In terms of blood disorders, stem cells contained within the bone marrow develop into three types of blood cells: red blood cells, white blood cells, or platelets. In blood cancers, the development process is interrupted by uncontrolled growth of an abnormal type of blood cell. In particular, chronic lymphocytic leukemia (CLL) occurs when abnormal white blood cells called lymphocytes accumulate in the blood, bone marrow, and lymph nodes, or other organs, causing these organs to enlarge. Although many patients with newly diagnosed blood disorders respond well to standard treatment, more than half of patients do not benefit from such therapies or experience a relapse after completing treatmentSeveral new, targeted therapies show promise to expand treatment options for CLL patients, as presented at the ASH conference.
Presentation of Studies
In cell therapy trials conducted at the Children’s Hospital of Philadelphia and the University of Pennsylvania, researchers used the chimeric antigen receptor (CAR) approach to manipulate the T cells — a type of lymphocyte — of 22 children and five adults with relapsed, treatment-resistant acute lymphocytic leukemia. After treatment with their own cells that had been re-engineered to seek, attack, and kill leukemic cells, 24 patients (19 children, five adults) achieved a complete response. One patient has remained in remission for a year and showed detectable engineered cells at 18 months post-infusion; unfortunately, six patients (five children, one adult) have since relapsed.

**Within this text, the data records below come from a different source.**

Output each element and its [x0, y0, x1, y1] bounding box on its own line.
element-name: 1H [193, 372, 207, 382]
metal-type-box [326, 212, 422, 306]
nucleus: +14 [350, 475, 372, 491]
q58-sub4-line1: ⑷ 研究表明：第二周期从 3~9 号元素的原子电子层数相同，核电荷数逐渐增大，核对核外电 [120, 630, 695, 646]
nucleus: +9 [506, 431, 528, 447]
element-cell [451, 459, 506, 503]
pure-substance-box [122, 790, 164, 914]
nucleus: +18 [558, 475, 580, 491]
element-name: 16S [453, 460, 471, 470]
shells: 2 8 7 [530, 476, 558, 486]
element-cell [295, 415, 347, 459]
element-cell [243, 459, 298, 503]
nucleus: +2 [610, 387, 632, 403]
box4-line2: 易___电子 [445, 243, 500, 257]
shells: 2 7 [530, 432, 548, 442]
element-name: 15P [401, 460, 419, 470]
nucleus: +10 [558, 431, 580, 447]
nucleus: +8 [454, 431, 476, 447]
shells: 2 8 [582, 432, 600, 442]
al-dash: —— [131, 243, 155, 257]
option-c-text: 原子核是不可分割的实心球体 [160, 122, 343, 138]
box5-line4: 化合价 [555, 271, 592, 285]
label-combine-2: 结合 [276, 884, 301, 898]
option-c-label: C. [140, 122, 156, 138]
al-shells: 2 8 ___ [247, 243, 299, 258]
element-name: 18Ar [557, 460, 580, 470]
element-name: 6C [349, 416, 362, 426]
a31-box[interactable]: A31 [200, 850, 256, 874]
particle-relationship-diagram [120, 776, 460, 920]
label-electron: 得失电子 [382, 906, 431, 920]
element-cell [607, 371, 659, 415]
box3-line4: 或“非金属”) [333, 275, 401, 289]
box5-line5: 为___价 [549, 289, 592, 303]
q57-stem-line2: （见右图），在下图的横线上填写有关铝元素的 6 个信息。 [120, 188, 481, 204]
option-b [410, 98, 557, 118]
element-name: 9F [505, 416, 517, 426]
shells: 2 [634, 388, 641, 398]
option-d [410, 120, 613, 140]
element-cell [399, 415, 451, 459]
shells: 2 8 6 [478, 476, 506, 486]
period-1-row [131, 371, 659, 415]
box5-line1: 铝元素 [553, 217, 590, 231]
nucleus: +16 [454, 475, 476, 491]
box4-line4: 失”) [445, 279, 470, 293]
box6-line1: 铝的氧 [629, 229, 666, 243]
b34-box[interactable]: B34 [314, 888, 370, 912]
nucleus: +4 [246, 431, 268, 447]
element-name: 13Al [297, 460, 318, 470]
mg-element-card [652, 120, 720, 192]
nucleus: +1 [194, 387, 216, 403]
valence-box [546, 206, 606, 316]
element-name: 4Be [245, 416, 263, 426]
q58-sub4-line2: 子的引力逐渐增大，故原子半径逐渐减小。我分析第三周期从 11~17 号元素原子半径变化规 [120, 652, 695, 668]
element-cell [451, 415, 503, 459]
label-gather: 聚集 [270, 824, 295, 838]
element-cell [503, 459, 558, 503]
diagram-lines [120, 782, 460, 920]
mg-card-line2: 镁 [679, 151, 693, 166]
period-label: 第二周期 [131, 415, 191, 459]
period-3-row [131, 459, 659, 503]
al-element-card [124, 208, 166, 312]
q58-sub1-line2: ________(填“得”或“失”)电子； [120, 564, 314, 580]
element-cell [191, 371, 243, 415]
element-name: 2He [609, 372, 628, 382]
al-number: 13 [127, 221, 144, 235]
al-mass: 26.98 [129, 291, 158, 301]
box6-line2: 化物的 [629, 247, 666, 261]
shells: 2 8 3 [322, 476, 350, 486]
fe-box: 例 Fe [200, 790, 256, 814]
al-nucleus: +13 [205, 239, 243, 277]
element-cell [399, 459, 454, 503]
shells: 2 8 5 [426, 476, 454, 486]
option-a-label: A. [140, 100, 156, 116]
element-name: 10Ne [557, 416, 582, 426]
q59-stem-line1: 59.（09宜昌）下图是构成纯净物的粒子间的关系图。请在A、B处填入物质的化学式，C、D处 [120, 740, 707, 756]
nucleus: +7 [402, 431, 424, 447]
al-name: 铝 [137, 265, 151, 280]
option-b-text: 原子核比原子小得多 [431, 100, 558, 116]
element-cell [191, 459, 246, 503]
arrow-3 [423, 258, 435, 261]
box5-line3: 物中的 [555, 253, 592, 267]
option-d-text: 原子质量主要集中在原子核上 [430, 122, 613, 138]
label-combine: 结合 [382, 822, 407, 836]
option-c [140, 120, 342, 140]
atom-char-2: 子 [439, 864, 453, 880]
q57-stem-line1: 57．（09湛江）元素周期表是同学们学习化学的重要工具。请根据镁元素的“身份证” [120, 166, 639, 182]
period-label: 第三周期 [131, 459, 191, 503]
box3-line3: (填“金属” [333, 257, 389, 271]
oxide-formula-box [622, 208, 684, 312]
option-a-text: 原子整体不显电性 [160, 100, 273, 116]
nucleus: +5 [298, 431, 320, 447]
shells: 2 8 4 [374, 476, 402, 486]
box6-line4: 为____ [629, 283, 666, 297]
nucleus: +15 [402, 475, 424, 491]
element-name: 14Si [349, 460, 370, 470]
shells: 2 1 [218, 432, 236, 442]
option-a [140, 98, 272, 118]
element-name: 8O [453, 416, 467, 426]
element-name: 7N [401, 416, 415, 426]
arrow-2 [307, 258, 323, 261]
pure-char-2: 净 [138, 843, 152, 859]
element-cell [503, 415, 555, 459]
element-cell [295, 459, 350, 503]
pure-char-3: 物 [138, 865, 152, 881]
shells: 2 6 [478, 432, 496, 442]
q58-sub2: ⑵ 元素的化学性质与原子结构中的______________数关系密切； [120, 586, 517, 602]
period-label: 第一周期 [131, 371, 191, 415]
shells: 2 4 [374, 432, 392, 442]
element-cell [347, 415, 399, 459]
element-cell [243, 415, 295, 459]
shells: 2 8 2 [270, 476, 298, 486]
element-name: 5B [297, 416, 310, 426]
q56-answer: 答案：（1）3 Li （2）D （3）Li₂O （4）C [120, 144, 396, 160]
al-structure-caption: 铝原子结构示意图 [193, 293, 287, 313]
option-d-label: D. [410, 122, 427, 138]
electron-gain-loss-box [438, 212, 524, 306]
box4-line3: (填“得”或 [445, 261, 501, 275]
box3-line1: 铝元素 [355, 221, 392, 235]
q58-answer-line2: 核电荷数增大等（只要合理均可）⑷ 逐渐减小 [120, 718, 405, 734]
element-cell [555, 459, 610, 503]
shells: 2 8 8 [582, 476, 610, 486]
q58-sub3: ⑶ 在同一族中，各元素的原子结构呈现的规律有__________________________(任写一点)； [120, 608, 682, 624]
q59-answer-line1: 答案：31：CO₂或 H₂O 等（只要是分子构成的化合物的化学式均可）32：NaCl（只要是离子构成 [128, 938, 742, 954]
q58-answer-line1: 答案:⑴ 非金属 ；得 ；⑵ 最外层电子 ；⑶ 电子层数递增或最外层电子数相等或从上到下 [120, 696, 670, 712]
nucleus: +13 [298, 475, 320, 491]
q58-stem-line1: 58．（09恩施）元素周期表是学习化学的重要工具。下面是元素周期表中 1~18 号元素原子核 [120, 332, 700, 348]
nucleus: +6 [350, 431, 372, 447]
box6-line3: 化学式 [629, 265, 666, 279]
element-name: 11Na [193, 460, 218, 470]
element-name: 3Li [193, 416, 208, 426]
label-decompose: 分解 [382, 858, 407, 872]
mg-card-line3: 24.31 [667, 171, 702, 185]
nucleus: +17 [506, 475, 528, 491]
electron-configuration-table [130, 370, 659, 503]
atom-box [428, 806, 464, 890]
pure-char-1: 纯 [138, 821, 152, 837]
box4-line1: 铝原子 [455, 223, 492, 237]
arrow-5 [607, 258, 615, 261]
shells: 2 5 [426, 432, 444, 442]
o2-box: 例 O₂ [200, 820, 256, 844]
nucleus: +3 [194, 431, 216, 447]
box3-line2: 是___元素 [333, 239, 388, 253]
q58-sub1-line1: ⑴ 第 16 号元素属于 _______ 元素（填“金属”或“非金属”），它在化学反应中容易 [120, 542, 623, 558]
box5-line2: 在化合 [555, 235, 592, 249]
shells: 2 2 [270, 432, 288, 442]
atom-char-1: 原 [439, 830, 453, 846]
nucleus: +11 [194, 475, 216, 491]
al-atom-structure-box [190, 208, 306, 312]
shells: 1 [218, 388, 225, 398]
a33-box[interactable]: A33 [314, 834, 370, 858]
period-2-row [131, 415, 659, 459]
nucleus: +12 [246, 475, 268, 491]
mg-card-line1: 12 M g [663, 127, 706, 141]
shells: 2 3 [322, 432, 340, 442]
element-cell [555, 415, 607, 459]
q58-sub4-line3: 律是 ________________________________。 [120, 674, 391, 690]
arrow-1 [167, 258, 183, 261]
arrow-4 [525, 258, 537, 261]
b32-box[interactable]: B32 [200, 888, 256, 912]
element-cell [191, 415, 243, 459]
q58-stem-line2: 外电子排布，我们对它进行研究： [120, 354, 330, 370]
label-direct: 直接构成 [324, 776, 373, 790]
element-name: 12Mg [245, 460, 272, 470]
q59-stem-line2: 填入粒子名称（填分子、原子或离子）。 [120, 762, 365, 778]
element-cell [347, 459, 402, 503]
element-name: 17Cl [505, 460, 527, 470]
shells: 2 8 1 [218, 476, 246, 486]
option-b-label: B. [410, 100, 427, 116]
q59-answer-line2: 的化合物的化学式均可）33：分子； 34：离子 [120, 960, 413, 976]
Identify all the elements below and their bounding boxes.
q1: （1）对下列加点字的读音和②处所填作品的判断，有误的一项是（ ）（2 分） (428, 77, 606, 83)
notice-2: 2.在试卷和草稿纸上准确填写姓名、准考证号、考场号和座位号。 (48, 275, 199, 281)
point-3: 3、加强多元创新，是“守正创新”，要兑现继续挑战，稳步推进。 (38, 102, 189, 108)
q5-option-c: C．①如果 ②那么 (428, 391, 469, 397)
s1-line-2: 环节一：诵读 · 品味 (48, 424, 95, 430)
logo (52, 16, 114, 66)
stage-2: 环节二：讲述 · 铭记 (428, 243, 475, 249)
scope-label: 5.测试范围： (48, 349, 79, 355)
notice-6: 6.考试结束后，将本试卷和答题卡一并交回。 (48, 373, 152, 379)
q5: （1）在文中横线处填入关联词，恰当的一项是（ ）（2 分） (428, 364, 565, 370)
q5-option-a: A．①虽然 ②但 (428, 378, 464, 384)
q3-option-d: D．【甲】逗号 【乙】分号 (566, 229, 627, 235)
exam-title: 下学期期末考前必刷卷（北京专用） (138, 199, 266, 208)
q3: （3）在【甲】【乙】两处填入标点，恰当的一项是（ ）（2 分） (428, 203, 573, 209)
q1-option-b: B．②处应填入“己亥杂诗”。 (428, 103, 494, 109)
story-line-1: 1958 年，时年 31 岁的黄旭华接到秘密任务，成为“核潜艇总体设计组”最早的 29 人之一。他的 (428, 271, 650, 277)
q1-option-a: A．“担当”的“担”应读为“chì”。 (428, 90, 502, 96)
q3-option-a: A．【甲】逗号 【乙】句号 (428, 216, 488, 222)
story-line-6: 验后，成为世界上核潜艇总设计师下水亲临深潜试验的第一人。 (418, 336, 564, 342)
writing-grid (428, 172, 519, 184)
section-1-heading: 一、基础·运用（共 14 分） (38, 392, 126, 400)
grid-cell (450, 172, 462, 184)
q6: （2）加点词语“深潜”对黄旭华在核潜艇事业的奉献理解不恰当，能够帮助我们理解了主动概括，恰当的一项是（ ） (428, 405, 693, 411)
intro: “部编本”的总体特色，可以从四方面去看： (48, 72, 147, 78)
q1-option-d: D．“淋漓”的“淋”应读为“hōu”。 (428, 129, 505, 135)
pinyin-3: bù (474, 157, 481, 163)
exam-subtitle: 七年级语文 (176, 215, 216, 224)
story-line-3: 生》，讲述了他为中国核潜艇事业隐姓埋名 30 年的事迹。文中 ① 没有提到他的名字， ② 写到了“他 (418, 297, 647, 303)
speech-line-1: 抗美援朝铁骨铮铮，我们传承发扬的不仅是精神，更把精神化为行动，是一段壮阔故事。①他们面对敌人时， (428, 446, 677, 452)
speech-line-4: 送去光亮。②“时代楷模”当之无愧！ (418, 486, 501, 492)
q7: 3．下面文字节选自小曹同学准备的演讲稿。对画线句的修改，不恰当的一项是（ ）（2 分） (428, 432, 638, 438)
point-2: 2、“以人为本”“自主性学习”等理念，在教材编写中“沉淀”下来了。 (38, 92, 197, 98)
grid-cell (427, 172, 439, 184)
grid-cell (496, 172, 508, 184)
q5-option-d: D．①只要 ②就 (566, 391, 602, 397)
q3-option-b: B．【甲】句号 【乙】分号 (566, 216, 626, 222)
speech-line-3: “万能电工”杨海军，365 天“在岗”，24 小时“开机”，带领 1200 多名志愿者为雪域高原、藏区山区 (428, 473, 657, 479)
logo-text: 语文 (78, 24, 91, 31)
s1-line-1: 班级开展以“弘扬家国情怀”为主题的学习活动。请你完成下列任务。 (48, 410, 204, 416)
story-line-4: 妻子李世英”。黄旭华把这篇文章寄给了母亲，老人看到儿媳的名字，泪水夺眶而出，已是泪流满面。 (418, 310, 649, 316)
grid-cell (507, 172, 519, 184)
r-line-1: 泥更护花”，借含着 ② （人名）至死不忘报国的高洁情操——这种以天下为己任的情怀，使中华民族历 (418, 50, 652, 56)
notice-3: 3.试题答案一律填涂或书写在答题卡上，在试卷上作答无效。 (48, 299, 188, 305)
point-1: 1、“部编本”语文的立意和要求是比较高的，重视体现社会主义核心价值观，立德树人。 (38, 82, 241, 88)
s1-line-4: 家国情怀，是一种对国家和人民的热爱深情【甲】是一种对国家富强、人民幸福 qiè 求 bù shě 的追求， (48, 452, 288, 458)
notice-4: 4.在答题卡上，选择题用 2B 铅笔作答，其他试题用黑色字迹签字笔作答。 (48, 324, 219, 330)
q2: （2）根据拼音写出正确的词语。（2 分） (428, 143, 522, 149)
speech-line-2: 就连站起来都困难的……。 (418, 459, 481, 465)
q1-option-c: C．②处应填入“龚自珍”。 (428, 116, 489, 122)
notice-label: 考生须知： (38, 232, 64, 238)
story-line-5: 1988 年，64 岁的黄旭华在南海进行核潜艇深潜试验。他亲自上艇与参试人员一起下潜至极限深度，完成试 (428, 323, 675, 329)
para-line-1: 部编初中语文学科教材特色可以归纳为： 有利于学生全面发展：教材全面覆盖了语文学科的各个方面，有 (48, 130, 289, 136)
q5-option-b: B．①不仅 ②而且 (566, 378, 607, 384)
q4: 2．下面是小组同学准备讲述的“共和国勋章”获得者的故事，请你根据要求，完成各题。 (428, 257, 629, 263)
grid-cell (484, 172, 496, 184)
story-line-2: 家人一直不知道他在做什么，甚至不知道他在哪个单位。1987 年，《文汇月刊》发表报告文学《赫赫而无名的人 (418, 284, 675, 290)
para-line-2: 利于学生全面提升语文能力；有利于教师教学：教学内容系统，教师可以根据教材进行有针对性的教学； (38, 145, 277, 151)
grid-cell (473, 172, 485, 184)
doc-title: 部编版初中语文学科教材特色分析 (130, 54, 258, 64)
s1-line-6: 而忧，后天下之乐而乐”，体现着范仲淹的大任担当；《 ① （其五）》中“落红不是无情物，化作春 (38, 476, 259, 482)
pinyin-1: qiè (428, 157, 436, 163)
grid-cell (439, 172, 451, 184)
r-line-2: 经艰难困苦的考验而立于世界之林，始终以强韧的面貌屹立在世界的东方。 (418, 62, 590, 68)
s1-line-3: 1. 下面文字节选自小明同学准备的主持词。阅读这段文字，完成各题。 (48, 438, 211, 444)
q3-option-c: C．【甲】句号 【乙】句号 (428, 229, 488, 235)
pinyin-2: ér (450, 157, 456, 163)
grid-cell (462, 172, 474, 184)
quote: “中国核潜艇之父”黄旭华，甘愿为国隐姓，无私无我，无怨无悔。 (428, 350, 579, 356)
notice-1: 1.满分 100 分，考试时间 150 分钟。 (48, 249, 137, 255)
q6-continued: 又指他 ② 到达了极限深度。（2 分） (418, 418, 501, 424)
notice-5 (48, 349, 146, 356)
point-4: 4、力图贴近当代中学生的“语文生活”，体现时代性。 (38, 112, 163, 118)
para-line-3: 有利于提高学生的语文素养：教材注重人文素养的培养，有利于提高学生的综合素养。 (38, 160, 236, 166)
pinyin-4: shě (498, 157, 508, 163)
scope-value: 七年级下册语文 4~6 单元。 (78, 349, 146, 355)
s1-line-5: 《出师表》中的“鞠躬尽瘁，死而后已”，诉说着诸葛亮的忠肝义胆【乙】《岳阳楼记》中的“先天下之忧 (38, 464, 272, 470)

Another study concentrated on an experimental small molecule inhibitor designed to block the activity of a certain enzymes known as PI3K responsible for CLL cell signaling. Researchers enrolled 193 patients (average age 67), including 52 CLL patients with treatment–resistant or relapsed disease and 15 untreated CLL patients, in a Phase I trial testing dosage strengths from 8mg to 75mg. Researchers administered the new compound twice a day in 28–day cycles and observed clinical activity in relapsed or treatment–resistant patients at all doses studied. The experimental drug demonstrated activity in approximately half of the patients with a mutated form of a tumor suppressor gene (p53) that makes their cancer particularly hard to treat.
In one other trial conducted by the National Cancer Institute, 15 adult patients were treated with CAR-expressing T cells that targeted CD19, a protein on the surface of B cells (one type of white blood cell). All of the patients had advanced B cell malignancies, and eight had large B cell lymphomas. Working with a Los Angeles biotech firm, Kite Pharma Inc., the investigators infused all 15 patients with their own genetically-modified T cells following a chemotherapy conditioning regimen of cyclophosphamide and fludarabine. “They’ve had every treatment known to man,” study author Dr. James Kochenderfer of the National Cancer Institute, told CBS News. Nevertheless, the results of the trial were extremely encouraging; six patients achieved complete remission and six achieved partial remission.
“Our data provide the first true glimpse of the potential of this approach in patients with aggressive lymphomas that, until this point, were virtually untreatable,” Kochenderfer stated in a press release. “This approach is still an early-stage experimental therapy, and we will continue our research to further improve the protocol and evaluate its value in additional patients with treatment-resistant disease.” Abstracts of these and many other studies appear on the ASH website.